News

USA: the school-to-prison pipeline is getting worse for black and brown girls

In the US, black and Latinx girls are disproportionately punished and assaulted by school administrators for simple infractions such as showing emotions.

More than 20 years ago, when I was a 12-year-old queer kid coming to terms with her sexuality, I ran away from home. It was after school had let out for the summer, and I spent two weeks in the Florida Keys, joyriding with neighborhood boys, sleeping under a stilt-house restaurant and smoking cigarettes. I was an angry, depressed girl who had spent her childhood pretending to be someone else – except when I found myself in my school’s music room. I took guitar and voice lessons, sang in the school chorus and Christmas musical, played the piano. I spent hours writing song lyrics in composition books, choreographed song-and-dance routines for school talent shows. If there was music involved, I was there.

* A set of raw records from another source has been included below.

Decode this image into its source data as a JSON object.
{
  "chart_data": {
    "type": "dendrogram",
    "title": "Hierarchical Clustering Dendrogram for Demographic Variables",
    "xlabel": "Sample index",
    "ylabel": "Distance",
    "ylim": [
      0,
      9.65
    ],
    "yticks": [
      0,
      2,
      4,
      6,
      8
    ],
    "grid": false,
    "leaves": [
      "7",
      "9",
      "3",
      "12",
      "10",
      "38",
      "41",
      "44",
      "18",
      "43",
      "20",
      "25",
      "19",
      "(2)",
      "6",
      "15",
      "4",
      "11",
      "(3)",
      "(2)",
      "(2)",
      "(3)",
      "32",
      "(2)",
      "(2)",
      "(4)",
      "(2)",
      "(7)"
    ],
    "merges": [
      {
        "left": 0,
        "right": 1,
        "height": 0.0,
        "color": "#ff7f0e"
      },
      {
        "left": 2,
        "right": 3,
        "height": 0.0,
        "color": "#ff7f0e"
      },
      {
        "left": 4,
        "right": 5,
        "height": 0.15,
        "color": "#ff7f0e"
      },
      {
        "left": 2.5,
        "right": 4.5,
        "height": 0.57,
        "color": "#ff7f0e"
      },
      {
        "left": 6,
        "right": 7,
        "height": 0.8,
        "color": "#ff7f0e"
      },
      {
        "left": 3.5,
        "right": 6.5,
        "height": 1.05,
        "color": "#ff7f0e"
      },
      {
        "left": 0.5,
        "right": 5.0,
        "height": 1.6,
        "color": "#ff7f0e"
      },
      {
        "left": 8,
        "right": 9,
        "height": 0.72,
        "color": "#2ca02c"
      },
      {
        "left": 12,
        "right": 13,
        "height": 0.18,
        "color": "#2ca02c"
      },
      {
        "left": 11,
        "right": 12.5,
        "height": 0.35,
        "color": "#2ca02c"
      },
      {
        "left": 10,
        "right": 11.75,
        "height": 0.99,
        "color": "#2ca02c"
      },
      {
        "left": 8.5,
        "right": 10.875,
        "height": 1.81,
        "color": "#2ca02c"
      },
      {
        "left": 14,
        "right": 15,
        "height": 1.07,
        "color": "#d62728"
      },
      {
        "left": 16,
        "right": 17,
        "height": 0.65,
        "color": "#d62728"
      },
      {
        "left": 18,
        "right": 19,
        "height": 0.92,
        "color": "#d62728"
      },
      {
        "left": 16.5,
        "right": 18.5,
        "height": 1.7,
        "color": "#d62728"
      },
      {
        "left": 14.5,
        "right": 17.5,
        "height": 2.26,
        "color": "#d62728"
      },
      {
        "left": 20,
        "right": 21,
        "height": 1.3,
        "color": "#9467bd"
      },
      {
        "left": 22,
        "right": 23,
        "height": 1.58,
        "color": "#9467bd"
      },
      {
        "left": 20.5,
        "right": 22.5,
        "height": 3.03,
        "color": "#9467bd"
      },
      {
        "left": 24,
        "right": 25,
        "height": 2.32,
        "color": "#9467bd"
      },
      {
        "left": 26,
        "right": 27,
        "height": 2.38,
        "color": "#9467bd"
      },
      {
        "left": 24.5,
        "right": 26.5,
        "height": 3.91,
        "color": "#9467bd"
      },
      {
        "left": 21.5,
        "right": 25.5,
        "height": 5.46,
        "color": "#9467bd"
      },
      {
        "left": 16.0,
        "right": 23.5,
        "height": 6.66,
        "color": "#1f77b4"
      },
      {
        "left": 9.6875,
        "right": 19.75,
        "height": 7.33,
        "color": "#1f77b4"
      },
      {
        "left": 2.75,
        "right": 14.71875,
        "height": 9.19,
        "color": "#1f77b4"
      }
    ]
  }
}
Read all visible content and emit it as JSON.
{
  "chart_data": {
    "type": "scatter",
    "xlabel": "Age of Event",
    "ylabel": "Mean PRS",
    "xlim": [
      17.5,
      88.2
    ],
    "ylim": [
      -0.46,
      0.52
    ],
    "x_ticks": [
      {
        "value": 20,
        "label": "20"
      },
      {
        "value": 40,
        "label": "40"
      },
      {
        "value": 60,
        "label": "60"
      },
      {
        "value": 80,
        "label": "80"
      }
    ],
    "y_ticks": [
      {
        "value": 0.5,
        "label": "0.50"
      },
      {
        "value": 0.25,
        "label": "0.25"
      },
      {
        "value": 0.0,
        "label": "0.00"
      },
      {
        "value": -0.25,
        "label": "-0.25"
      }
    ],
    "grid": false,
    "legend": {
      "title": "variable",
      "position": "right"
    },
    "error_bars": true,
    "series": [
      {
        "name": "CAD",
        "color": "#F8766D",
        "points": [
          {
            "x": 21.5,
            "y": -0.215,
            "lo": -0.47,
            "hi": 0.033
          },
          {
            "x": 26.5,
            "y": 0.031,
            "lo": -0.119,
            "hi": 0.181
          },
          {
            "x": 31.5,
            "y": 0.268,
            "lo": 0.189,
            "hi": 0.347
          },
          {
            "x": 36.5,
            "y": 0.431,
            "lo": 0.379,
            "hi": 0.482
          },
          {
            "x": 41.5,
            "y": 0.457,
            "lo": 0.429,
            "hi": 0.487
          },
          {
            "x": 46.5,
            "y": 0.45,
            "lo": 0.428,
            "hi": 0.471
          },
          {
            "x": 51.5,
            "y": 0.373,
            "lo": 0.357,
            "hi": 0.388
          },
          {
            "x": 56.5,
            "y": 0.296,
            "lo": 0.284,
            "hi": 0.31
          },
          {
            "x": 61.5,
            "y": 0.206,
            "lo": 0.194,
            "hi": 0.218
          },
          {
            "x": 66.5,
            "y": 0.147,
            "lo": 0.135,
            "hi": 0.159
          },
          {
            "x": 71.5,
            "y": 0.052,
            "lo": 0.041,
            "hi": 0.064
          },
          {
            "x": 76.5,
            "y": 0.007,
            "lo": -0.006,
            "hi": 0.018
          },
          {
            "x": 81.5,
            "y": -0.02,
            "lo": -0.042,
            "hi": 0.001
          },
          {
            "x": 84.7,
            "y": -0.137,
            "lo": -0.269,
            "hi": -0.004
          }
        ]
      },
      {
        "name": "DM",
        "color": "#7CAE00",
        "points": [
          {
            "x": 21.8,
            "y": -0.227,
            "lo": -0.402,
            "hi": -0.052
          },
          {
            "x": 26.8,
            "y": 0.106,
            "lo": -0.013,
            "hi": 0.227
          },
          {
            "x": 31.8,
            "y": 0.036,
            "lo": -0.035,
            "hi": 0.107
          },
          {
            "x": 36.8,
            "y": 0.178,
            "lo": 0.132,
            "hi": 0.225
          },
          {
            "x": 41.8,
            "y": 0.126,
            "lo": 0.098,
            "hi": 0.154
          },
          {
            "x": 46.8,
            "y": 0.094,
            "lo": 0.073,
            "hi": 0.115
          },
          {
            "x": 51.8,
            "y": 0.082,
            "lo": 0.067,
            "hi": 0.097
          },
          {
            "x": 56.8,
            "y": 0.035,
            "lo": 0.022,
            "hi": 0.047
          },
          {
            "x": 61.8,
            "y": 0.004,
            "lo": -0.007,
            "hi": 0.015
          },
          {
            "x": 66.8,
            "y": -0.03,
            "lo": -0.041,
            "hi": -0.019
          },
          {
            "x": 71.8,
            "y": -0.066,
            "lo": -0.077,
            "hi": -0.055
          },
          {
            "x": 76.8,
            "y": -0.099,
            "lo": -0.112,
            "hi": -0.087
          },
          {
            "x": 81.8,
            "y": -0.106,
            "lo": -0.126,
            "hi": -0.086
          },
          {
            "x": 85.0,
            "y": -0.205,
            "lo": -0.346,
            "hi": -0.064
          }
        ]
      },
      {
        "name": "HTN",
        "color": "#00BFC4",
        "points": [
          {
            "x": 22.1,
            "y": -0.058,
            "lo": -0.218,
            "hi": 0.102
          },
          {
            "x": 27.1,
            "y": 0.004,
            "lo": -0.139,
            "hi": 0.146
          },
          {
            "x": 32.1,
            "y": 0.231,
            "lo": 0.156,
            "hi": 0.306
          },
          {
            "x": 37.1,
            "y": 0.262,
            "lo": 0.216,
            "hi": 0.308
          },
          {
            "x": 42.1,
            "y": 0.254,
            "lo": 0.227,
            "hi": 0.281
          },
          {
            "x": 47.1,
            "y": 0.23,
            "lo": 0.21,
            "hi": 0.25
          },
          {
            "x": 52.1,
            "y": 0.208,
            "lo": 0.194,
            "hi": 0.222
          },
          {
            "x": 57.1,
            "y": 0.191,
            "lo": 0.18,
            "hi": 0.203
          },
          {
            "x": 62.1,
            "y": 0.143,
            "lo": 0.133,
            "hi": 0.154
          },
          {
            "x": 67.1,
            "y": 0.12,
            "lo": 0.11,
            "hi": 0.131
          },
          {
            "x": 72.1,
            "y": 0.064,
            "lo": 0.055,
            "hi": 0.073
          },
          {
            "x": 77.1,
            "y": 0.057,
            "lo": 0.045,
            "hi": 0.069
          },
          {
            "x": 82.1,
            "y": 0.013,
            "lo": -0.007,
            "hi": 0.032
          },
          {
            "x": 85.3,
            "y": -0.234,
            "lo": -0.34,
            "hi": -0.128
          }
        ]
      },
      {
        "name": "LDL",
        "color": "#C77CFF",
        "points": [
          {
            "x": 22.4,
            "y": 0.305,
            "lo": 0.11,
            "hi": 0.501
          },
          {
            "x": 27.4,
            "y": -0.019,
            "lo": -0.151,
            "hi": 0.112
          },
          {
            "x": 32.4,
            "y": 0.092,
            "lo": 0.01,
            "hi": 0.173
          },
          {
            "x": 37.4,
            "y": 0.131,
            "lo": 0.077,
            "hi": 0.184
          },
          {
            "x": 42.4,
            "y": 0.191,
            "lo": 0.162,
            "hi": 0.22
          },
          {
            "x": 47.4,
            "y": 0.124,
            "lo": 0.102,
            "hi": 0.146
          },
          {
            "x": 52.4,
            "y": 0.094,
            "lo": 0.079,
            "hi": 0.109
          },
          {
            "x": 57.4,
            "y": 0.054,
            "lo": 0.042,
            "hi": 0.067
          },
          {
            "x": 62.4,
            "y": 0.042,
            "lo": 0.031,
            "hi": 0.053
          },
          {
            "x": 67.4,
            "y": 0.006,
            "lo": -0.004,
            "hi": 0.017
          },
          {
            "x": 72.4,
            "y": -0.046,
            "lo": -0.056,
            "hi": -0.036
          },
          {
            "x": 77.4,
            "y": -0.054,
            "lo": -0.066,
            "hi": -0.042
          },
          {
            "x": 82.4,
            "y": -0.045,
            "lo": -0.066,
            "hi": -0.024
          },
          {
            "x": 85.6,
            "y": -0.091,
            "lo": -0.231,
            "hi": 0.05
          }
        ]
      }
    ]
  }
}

After two weeks in the Keys, I returned home, and was immediately taken to the Miami Beach police department for questioning. Who had I been with? How did I get to Key Largo? Why did I run away? Was there trouble at home? These were all questions I had expected, meant to help the police determine if someone had taken me, if I was being abused. But then the questioning changed course. When exactly had I broken into my elementary school in South Beach? Why had I vandalized the music room? I hadn’t, I insisted. What a ridiculous idea! I loved our music teacher, Ms Amor. She had known me for most of my life.

Even though the cops had verified my alibi, had confirmed that I had spent two weeks three hours from Miami, they insisted I had done it. They were convinced I was a delinquent, that I had stolen equipment from Ms Amor’s music room and tagged my nickname all over her office. The most painful part was how the information had come to them: Ms Amor, they said, had called them to report me herself.

In the United States, black and Latinx girls are disproportionately punished, criminalized and even physically assaulted in their schools by their teachers, administrators and school police officers. Often they are suspended, expelled or arrested for infractions such as falling asleep in class, talking back to school officials or simply for showing what are considered acceptable emotions when it comes to their white classmates.

On 15 January this year, four black and Latinx 12-year-old girls were strip-searched at East middle school in Binghamton, New York. After interacting with the girls in the hallway, the principal, Tim Simonds, found that they seemed to be on drugs. He suspected that they were concealing prohibited substances under their clothes, so he took the girls to the school nurse’s office where, for over an hour, they were questioned and given sobriety tests. No one called their parents for consent. Instead, as instructed by the principal, the school nurse and the assistant principal, Michelle Raleigh, told the girls to remove their clothes while they watched. The one girl who refused to disrobe was suspended, and no drugs were found.

Why did Simonds suspect the girls of drug use? According to the NAACP Legal Defense Fund, which is now representing the students’ families, the principal called three of the girls’ parents after the search to say that they had been sent to the school nurse because they had appeared “hyper and giddy” after lunch. The school board now denies that the strip-search happened.

The racial disparity in punishments enforced at and by American schools is staggering: a 2015 report by the African American Policy Forum and Columbia Law School’s Center for Intersectionality and Social Policy Studies has found that black boys are three times more likely and black girls six times more likely to be suspended than their white counterparts. Black girls, according to the report, have even been punished for wearing their hair naturally.